New York, NY, April 9, 2019 …
Before carrying out mass shooting attacks in Pittsburgh and New Zealand, alleged white supremacist terrorists Robert Bowers and Brenton Tarrant frequented fringe social networking sites that, according to an important new study, serve as echo chambers for the most virulent forms of anti-Semitism and racism, and active recruiting grounds for potential terrorists.
The new study, the second in a series of reports co-authored by the Network Contagion Research Institute (NCRI) and the Anti-Defamation League Center on Extremism, reveals for the first time how fringe social media sites such as Gab, 4 Chan and 8chan act like virtual “round-the-clock white supremacist rallies” where hateful notions of Jews and other minorities are openly espoused and closely associated with violence as a solution.
Researchers analyzed millions of conversations on Gab, the site frequented by Pittsburgh synagogue shooter Bowers, and 8chan, the site favored by Christchurch mosque shooter Brenton Tarrant. The results showed disturbing patterns of increasingly hateful rhetoric after the shootings and also revealed linkages between hateful words and conspiratorial ideas about Jews, showing how these ideas spread and mutate across the platforms.
“The data we’ve gathered is the strongest evidence yet of how white supremacists are taking advantage of fringe online social networks to spread hate and encourage likeminded followers to head down the path to violence,” said Jonathan A. Greenblatt, ADL CEO and National Director. “Bowers and Tarrant were deeply conversant in the conspiratorial language of these echo chambers and used coded racist and anti-Semitic language to spread fear and attempt to recruit others into violent acts.”

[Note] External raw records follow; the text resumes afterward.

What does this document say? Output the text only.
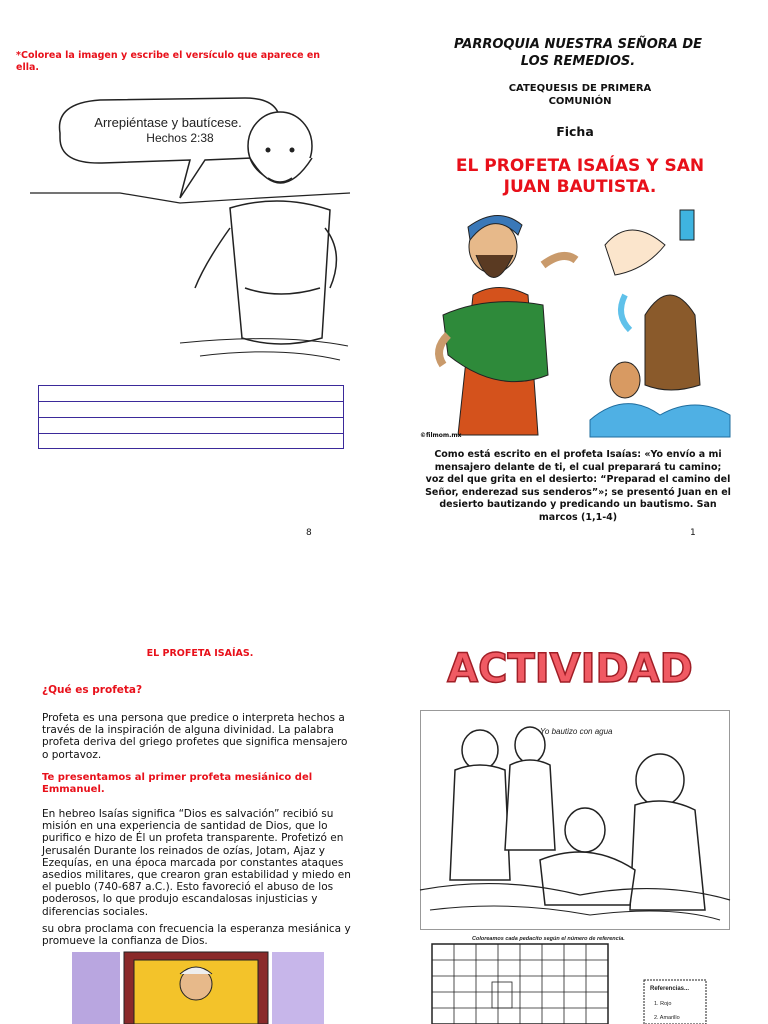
*Colorea la imagen y escribe el versículo que aparece en ella.
Arrepiéntase y bautícese.
Hechos 2:38
8
PARROQUIA NUESTRA SEÑORA DE
LOS REMEDIOS.
CATEQUESIS DE PRIMERA
COMUNIÓN
Ficha
EL PROFETA ISAÍAS Y SAN
JUAN BAUTISTA.
©filmom.mx
Como está escrito en el profeta Isaías: «Yo envío a mi mensajero delante de ti, el cual preparará tu camino; voz del que grita en el desierto: “Preparad el camino del Señor, enderezad sus senderos”»; se presentó Juan en el desierto bautizando y predicando un bautismo. San marcos (1,1-4)
1
EL PROFETA ISAÍAS.
¿Qué es profeta?
Profeta es una persona que predice o interpreta hechos a través de la inspiración de alguna divinidad. La palabra profeta deriva del griego profetes que significa mensajero o portavoz.
Te presentamos al primer profeta mesiánico del Emmanuel.
En hebreo Isaías significa “Dios es salvación” recibió su misión en una experiencia de santidad de Dios, que lo purifico e hizo de Él un profeta transparente. Profetizó en Jerusalén Durante los reinados de ozías, Jotam, Ajaz y Ezequías, en una época marcada por constantes ataques asedios militares, que crearon gran estabilidad y miedo en el pueblo (740-687 a.C.). Esto favoreció el abuso de los poderosos, lo que produjo escandalosas injusticias y diferencias sociales.
su obra proclama con frecuencia la esperanza mesiánica y promueve la confianza de Dios.
ACTIVIDAD
Yo bautizo con agua
Coloreamos cada pedacito según el número de referencia.
Referencias...
1. Rojo
2. Amarillo
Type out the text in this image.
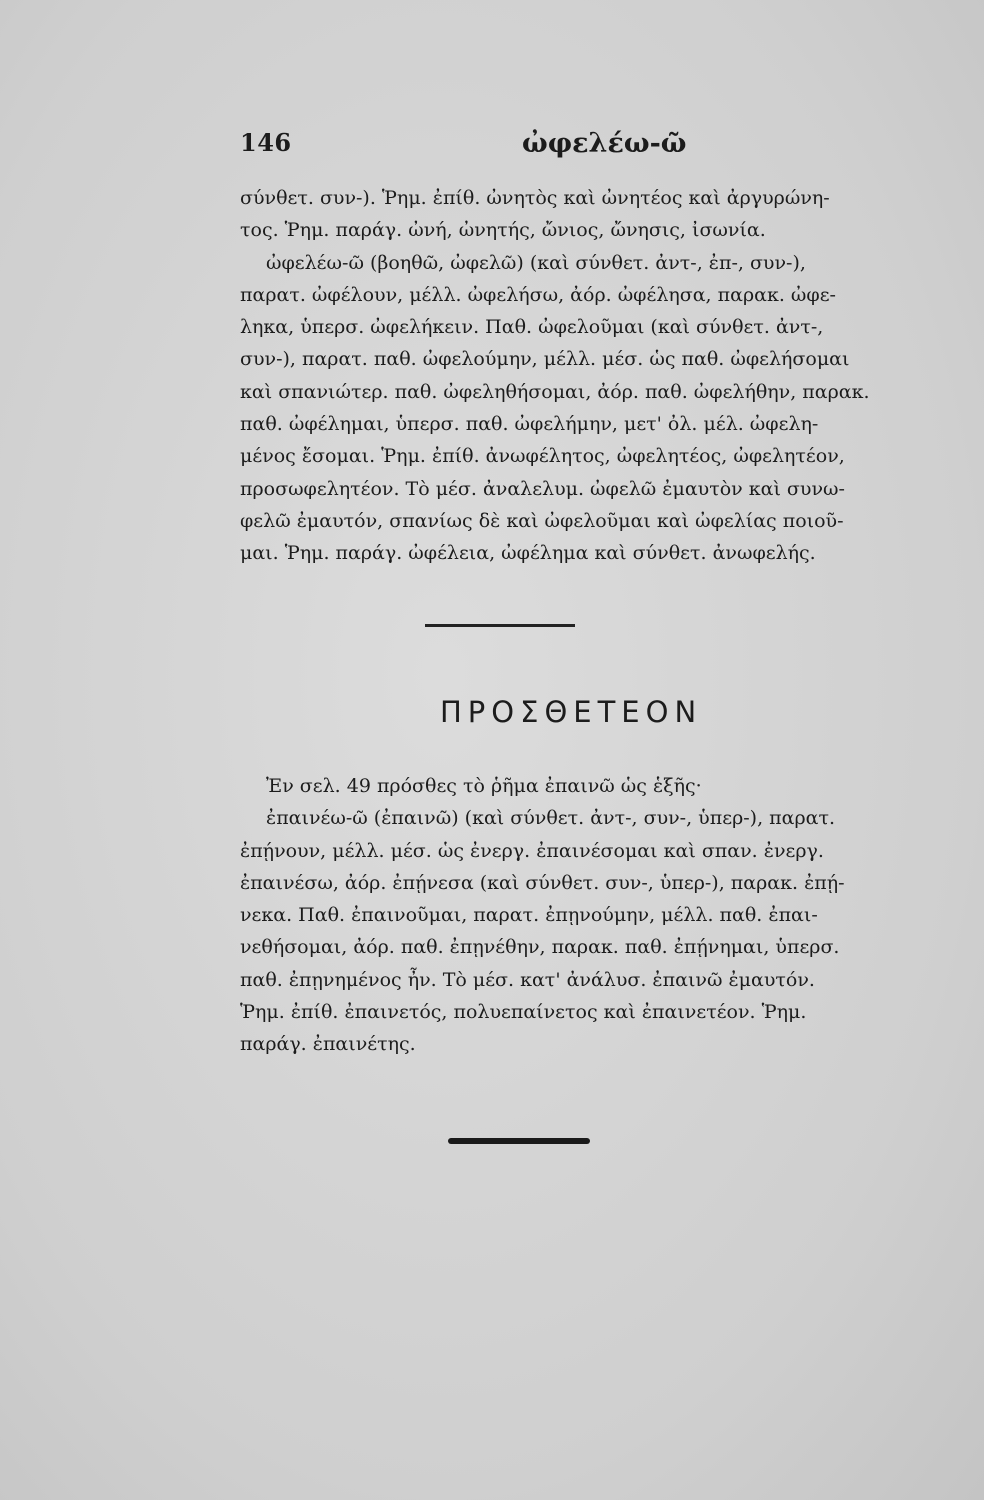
146	ὠφελέω-ῶ
σύνθετ. συν-). Ῥημ. ἐπίθ. ὠνητὸς καὶ ὠνητέος καὶ ἀργυρώνη-
τος. Ῥημ. παράγ. ὠνή, ὠνητής, ὤνιος, ὤνησις, ἰσωνία.
ὠφελέω-ῶ (βοηθῶ, ὠφελῶ) (καὶ σύνθετ. ἀντ-, ἐπ-, συν-),
παρατ. ὠφέλουν, μέλλ. ὠφελήσω, ἀόρ. ὠφέλησα, παρακ. ὠφε-
ληκα, ὑπερσ. ὠφελήκειν. Παθ. ὠφελοῦμαι (καὶ σύνθετ. ἀντ-,
συν-), παρατ. παθ. ὠφελούμην, μέλλ. μέσ. ὡς παθ. ὠφελήσομαι
καὶ σπανιώτερ. παθ. ὠφεληθήσομαι, ἀόρ. παθ. ὠφελήθην, παρακ.
παθ. ὠφέλημαι, ὑπερσ. παθ. ὠφελήμην, μετ' ὀλ. μέλ. ὠφελη-
μένος ἔσομαι. Ῥημ. ἐπίθ. ἀνωφέλητος, ὠφελητέος, ὠφελητέον,
προσωφελητέον. Τὸ μέσ. ἀναλελυμ. ὠφελῶ ἐμαυτὸν καὶ συνω-
φελῶ ἐμαυτόν, σπανίως δὲ καὶ ὠφελοῦμαι καὶ ὠφελίας ποιοῦ-
μαι. Ῥημ. παράγ. ὠφέλεια, ὠφέλημα καὶ σύνθετ. ἀνωφελής.
ΠΡΟΣΘΕΤΕΟΝ
Ἐν σελ. 49 πρόσθες τὸ ῥῆμα ἐπαινῶ ὡς ἑξῆς·
ἐπαινέω-ῶ (ἐπαινῶ) (καὶ σύνθετ. ἀντ-, συν-, ὑπερ-), παρατ.
ἐπῄνουν, μέλλ. μέσ. ὡς ἐνεργ. ἐπαινέσομαι καὶ σπαν. ἐνεργ.
ἐπαινέσω, ἀόρ. ἐπῄνεσα (καὶ σύνθετ. συν-, ὑπερ-), παρακ. ἐπῄ-
νεκα. Παθ. ἐπαινοῦμαι, παρατ. ἐπῃνούμην, μέλλ. παθ. ἐπαι-
νεθήσομαι, ἀόρ. παθ. ἐπῃνέθην, παρακ. παθ. ἐπῄνημαι, ὑπερσ.
παθ. ἐπῃνημένος ἦν. Τὸ μέσ. κατ' ἀνάλυσ. ἐπαινῶ ἐμαυτόν.
Ῥημ. ἐπίθ. ἐπαινετός, πολυεπαίνετος καὶ ἐπαινετέον. Ῥημ.
παράγ. ἐπαινέτης.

The new study, “Gab and 8chan: Terrorist Plots Hiding in Plain Sight,” is being submitted into the record of the House Judiciary Committee hearing on white supremacy and extremist use of social media taking place today on Capitol Hill.
The ADL-NCRI study, which employed various data-mining techniques to identify and decode white supremacist rhetoric, analyzed approximately 36 million comments on Gab from August 2016 to January 2018. Researchers deployed machine learning algorithms and frequency analysis to map how strongly words of hate associate with one another and link together hateful and genocidal notions about Jews, migrants and minorities.
Among the findings:
- The research shows an uptick in hateful rhetoric on fringe web communities in the wake of significant political events or highly publicized extremist violence;
- Bowers and Tarrant regularly shared themes associated with the white supremacist narrative of “white genocide,” which holds that the white race is threatened by non-white immigration, orchestrated largely by Jews;
- On these fringe sites, users frequently rely on coded, ironic language so that only “insiders” can discern their rhetoric’s profoundly hateful intent;
- On Gab, talk of “white genocide” frequently accompanies explicit genocide comments about Jews.
- 8chan hosts an especially radical iteration of extremism which enabled Tarrant to use it as a site for recruitment and for calling on others to commit violent acts.
“Fringe social media platforms are enabling terrorism in a way that would have been unimaginable even five or ten years ago,” Eileen Hershenov, ADL Senior Vice President of Policy, says in her testimony to the House Judiciary Committee. “The research demonstrates how online propaganda can feed acts of violent terror, and conversely, how violent terror can feed and perpetuate online propaganda. In essence, these platforms serve as round-the-clock white supremacist rallies, amplifying and fulfilling their vitriolic fantasies.”